Washington and Europe have instead focused on punishing Putin for the invasion and backing the government in Kyiv that he was almost certainly hoping to remove and replace with a regime friendlier to the Kremlin.

But there was a rare sign of disunity in that effort Tuesday.

The Defense Department rejected what it said was an unexpected offer by Poland to have the U.S. take custody of Soviet-era fighter jets that would likely then be transferred to Ukraine.

The Biden administration on Wednesday ruled out the transfer, saying it would be a “high risk” step that could ratchet up tensions with Russia, the Pentagon said.

Poland had offered to donate Soviet-era MiG 29 aircraft to Ukraine via a U.S. air base in Germany, but Defense Secretary Lloyd Austin told his Polish counterpart, Mariusz Błaszczak, that the U.S. opposed the proposal, Pentagon press secretary John Kirby told reporters.
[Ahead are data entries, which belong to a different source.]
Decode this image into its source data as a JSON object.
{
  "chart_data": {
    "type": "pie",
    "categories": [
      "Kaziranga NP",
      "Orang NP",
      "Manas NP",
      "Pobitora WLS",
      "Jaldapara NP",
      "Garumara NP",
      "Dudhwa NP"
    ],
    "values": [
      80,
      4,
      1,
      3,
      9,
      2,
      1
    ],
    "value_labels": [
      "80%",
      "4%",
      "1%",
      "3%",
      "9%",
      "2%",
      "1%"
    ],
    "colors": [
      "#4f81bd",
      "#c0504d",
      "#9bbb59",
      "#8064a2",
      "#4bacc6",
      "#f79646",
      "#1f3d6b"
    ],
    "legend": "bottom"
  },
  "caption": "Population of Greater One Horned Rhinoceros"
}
In a phone call with the Polish defense minister, Austin “stressed that we do not support the transfer of additional fighter aircraft to the Ukrainian air force at this time, and therefore have no desire to see them in our custody, either,” Kirby said.

The U.S. has said it would support Poland’s or another NATO member’s sending jets to Ukraine but has given no indication it would act as an intermediary, with countries eager to avoid becoming too closely embroiled in the conflict.

Zelenskyy pushed for his two allies to quickly reach an agreement to supply his country with aircraft.

"It’s not a pingpong game — it’s human lives we are talking about," he said in a speech posted to Telegram.

Vice President Kamala Harris was visiting Warsaw on Wednesday in a previously scheduled trip to the NATO ally that has taken in hundreds of thousands of Ukrainian refugees.

U.S. officials estimated that 2,000 to 4,000 Russian soldiers had been killed thus far. On Wednesday, Russia’s defense ministry acknowledged that some conscripts were taking part in the conflict after multiple denials by Putin, who said only professional soldiers had been sent in.

The ministry said that some of them had been taken prisoner by the Ukrainian army, according to Reuters.

Nuclear power plant concerns

Ukrainian officials expressed alarm Wednesday about a loss of power at the Chernobyl nuclear power plant, the site of the world’s worst nuclear disaster in 1986.

The site was disconnected from the power grid, according to officials, who blamed the situation on the Russian military and urged a cease-fire in the area to allow crews to restore power.

The IAEA said in a tweet that it saw “no critical impact on safety,” though the development violated a “key safety pillar.”

It was unclear what exactly caused the damage. NBC News has reached out to the Russian government for comment.

Reserve diesel generators were able to power the plant for 48 hours, Kuleba tweeted.

“After that, cooling systems of the storage facility for spent nuclear fuel will stop, making radiation leaks imminent,” he said. The IAEA said, however, that there was enough cooling water at the site to prevent the spent fuel from overheating without the need for power.

The agency also said it had lost data transmission to monitor nuclear material at the site and Zaporizhzhia, which is home to Europe’s largest nuclear plant that Russian forces took control of last week. Operating staff have been held hostage for four days, according to Energy Minister Herman Halushchenko.

“There are about 500 Russian soldiers and 50 units of heavy equipment inside the station,” he said in a Facebook post, adding that the workers have been left “physically and psychologically exhausted.”

An attack on the plant last week sparked a brief fire and fears of a nuclear meltdown.